No meio da madrugada, ele se levanta, acordado pelo uivo dos lobos; sai na noite gelada e espanta os animais, breve metáfora de alguém que decide esquecer o medo e as ameaças. A luz de uma vela tremula quando ele entra em casa e senta-se à mesma mesa onde aprendeu a escrever na infância. Atravessa a noite escrevendo poemas num país que condenou a poesia em nome de uma ideologia onde não se permite mais a individualidade. Sim, na Rússia revolucionária, a poesia era perseguida como a feitiçaria pela Inquisição.


Pela manhã, ao acordar, Lara encontra sobre a mesa aqueles papéis.
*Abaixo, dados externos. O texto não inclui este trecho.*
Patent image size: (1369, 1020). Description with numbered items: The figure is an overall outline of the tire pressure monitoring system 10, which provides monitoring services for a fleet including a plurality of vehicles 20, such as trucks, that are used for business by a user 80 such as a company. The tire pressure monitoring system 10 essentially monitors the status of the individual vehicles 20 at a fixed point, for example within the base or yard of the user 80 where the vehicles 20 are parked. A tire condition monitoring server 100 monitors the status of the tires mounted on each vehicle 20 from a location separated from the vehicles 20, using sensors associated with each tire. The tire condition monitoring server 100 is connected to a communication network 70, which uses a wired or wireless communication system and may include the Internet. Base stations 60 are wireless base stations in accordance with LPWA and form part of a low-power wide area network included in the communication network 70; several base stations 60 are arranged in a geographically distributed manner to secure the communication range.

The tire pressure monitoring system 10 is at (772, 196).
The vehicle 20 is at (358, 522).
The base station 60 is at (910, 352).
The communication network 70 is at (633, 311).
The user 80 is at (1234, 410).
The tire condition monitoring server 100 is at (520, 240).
Ela os lê e diz que o retrato pintado por ele é melhor do que ela; ele reafirma o que escreveu, lendo o nome de Lara, que é também o título do poema; é como ele a vê. Naquele mesmo dia eles voltarão a se separar, ameaçados pela chegada de revolucionários, e Lara levará no ventre um bebê em gestação; deixa para trás o amor de sua vida, salva por outro homem, aquele a quem mais odeia.


Eles desaparecem para sempre, mas seu amor tumultuado, entrecortado, proibido e pecador sobrevive nos poemas que, apesar da perseguição, resistem graças à paixão do povo russo pelo verso. A poesia sobrevive ao comunismo, assim como a religião. Está também na balalaica levada às costas pela moça que jamais conheceu os pais, herança que somente o tio compreende plenamente.


Isto, mais aquela música que quase leva a gente a chorar, ainda faz de doutor Jivago um grande romance em todos os sentidos; vi o filme e pensei que sempre quis escrever grandes histórias, romances que trouxessem estas vastas emoções, abarcassem a vida, atravessassem ao mesmo tempo o Tudo e o Nada. Doutor Jivago é algo assim, não uma reprodução da vida, mas o mais próximo que se pode chegar disso, e da forma mais sublime.